Using Rosetta Stone French (v.3) on a Mac iBook G4 (10.3.9). Using home school addition. Have used it for last 6 weeks.
In spite of the cost, the awkward port from Windows and difficult network set up, it's still best of class for learning a foreign language.
Powerful, detailed and complicated: those are the adjectives I would use to describe this program. If you want to learn the language, then this program systemically teaches it to you. It keeps record of your progress, gives tests and records your grades. It treats you as if you are a student in a classroom. Additional workbook, study guide and included microphone headset supplement the visual and audio CD disk. But having said all this, there are some things I wish as a Mac user that I would have known.
The set-up of the program is SO non-intuitive and non-mac like. This includes installation of the application and its MANY helper files needed to run in the background with the main program disk. In my former life, I was an Apple System engineer, so I am no stranger to the Mac and networks setups. But even this installation caused me to eventually have to call Rosetta's technical support for instruction. This is partially due to my complicated home network set up (I've got multiple Macs with multiple (non-Mac) Routers that work as Access Points and bridges), and partially because of the complexity of installation of the program itself. This is definitely NOT a "drag-and-drop", or "double click to un- compress" or even "double click and follow the step by step instruction" type of experience. It is "multi-step, enter by hand, enter in data and information" type of installation process.
That is what is most disappointing to me. This is a BAD PORT of a PC program. They did nothing to make the program conform to Apple program standards. This means there are many helper files (20 something??!!!) in various folders. There is a network component that HAS TO run in the background for the main language program to run. This means you have to always first launch this secondary program (or leaving it running all the time). If you run on a network (like I do), you have to assign the computer's IP address that the program is running on (can't use the default, non-network IP given by the setup program). If your computer ever is assigned a different IP address locally by your router (power goes out, etc), then you will have to make some changes or this network helper file will not launch, and therefore, the language program will not either.
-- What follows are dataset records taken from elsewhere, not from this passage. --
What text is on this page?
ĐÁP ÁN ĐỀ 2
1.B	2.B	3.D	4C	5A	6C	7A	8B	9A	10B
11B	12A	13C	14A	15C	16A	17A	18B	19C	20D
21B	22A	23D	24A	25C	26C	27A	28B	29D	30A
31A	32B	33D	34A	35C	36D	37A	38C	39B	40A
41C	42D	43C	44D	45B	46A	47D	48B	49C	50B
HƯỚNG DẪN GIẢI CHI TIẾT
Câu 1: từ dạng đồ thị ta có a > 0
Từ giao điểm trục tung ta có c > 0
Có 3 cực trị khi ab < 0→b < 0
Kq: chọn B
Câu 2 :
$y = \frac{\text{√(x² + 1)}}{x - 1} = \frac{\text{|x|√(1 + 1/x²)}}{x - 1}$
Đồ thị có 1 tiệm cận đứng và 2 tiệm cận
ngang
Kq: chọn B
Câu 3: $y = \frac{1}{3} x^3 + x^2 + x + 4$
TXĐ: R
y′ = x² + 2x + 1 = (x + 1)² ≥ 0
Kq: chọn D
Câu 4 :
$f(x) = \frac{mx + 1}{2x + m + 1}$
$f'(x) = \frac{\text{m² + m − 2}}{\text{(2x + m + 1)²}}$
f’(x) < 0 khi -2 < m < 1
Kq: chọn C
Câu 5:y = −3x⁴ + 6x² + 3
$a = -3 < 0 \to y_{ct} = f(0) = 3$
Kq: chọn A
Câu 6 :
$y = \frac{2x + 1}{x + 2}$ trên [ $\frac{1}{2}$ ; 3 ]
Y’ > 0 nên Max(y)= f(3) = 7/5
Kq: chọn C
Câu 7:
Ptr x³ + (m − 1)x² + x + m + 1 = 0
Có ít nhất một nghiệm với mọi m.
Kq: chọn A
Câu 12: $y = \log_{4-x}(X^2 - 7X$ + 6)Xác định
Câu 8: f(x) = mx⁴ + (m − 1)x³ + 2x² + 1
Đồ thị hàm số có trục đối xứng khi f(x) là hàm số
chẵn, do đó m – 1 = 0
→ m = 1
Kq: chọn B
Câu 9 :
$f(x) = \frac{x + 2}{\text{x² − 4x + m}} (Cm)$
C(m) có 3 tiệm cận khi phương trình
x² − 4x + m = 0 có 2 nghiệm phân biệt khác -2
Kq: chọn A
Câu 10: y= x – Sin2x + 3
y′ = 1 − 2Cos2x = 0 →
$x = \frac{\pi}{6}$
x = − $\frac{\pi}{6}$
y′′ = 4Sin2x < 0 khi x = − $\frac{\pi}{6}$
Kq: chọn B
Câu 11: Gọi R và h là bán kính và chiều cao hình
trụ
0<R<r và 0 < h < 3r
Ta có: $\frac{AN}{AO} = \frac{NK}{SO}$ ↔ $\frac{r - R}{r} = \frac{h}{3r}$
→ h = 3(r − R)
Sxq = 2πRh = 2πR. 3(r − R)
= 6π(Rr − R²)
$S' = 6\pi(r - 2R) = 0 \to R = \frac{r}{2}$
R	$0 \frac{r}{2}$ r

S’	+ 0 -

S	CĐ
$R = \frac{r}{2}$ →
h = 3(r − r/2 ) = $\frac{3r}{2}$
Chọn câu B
Getting to the place to even begin to first use the program is a tedious and complicated process. Another helper program that keeps track of the students progress must also first be set up. The "teacher's" name, access settings, the "student's" name(s) and their access privileges must first be established. ALL THIS IS DONE AWKWARDLY AND IN AN IBM 90'S INTERFACE. Constant referring to the user guide is necessary. There is no way some one could figure out what to do by only looking at the screens.
And this is the main criticism of the program, this clunky interface, non-intuitive layout of material is the same throughout the entire presentation of the language program. The program's strengh--the detailed comprehensive, multi-media presentation of material--is also it's greatest weakness. It's hard to follow where you are, where to go, what stage you are in, how much further you have to go on any given unit, lesson or session. The implementation of more than one user account and switching between the two is counter intuitive as well.
My 16 year old daughter, is now working her way through the program and has used it enough now to understand how to advance though it. But it was a slow start. She is enjoying the program and is learning the language of her love, and I have no doubt this program is a great help, I just wish more effort and forethought was given to making it more elegant in its presentation. Basically this looks to me like a 90's program in desperate need of a face lift. While calling the toll-free tech support and talking with a couple of different individuals, you quickly come to understand these people don't fully understand the Mac. The first individual had to pass me on once he discovered my Mac issues. The second was very polite and patient and we finally got my set up to work. But it wasn't easy for them since I was on a Mac. And I bet if you call you will get the same two people, They are, after all, not a help desk, but a language learning software company.
OK, so that's it. I hope this review was helpful. I've tried to share my experience for other Mac users so they know more of what to expect before they buy the program. A program that has (from my research) no other comparison as far as best in class for learning a foreign language, but a program that--in it's implementation and presentation as far as on Macintosh computers is concerned--leaves a lot to me desired.